The BLACK-TAILED GODWITS had returned again when we came back, however, once again, remained too far away to even try for any photos.

As the RUFF's plumage isnt the commonest you get in the midlands, i got many photos and videos. Although, i didnt get one which had its 'ruff' open, which is what i had hoped for.
Never mind, still a great bird!

I spent most of the night just watching the Ruff, Godwits, Dunlin and the Wader chicks, which lead to a nice night wader watching.

Tuesday, 12 June 2012

Club-tailed Dragonfly

With the patch having produced those mesmorising Hobbies the night before, i was keen to get out early morning and work to the patch agian. And after only a couple of hundred metres up the river at the riverside fields, i was again treated to views of a HOBBY, however, this time, it was only very brief, and the bird was, unfortunatly, not seen again.
After walking to Blackstone and back, i noticed a small emergence of Demoiselles, so it took some time to watch and photograph them, 10+ Banded and 5+ Beautiful were on show.
But the non avian highlight came again, while walking adjacent to the riverside fields, when i noticed a small Black and Yellow Dragonfly perched on nettles.
My first on the patch this year, and only the 2nd one iver ever seen as i completly missed them last year! So it was great to be reaquainted with this species, one which is locally scarce!


Monday, 11 June 2012

Patch- Hobby suprise

An after shopping visit to the patch was rewarded in a couple of ways, firstly i found a Kingfisher nest nestled up against a bank, which was a nice reward.
But by far the highlight, was when walked past the riverside fields, i clocked onto 3 small falcons swooping above me.
Only earlier in the day had i been complaining about the lack of Hobby i get on the patch, so now here i was, standing awestruck and 3 HOBBY hawked flies above my head, giving amazing views. Just me and 3 Hobby.
The sun was now setting, and i spent over 1 1/2 hours watching the birds constantly as they worked their way around the sky and above Ribblesford wood.
As they were constantly on view, i even grabbed the scope, and got a few record shots.
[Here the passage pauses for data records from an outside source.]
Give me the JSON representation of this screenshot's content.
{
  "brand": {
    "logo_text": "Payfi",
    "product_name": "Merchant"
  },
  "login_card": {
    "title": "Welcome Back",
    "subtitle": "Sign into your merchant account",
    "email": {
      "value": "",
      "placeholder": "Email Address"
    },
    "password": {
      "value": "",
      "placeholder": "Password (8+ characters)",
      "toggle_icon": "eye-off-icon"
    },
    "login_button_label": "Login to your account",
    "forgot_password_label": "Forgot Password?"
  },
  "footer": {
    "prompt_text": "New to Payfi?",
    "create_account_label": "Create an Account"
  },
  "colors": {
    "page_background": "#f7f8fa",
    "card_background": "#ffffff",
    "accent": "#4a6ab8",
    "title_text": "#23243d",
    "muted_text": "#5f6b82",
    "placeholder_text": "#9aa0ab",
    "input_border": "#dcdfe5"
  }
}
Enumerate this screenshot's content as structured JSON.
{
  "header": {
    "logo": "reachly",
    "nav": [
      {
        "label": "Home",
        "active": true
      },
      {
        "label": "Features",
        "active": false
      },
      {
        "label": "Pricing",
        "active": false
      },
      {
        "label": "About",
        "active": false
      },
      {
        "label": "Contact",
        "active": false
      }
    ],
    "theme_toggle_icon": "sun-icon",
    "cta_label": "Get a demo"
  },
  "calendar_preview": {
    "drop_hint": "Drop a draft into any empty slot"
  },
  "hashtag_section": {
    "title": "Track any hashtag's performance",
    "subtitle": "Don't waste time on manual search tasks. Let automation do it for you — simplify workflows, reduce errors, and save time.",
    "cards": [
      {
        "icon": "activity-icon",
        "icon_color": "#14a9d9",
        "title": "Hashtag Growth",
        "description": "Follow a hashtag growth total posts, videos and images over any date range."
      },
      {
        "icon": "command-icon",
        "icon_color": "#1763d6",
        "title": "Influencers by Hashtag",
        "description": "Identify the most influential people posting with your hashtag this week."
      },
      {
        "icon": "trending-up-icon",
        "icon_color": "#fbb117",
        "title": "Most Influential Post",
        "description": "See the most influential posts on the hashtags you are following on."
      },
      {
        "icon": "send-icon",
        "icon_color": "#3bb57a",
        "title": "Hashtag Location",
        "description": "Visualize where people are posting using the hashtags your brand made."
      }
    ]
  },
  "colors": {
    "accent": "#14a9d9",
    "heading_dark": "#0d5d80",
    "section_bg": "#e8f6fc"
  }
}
This shot contains 2/3 Hobby

And this Picture demonstrates the agility of these superb summer migrant falcons, just as it swopped upwards to catch an insect.

I eventually tore myself away from the birds around 9:30 PM, with the birds still hawking above my head.
Also a nice suprise was while watching the Hobbys, a drake Mandarin flew south, and i had the Mandarin, a Hobby and the Moon in the same field of view.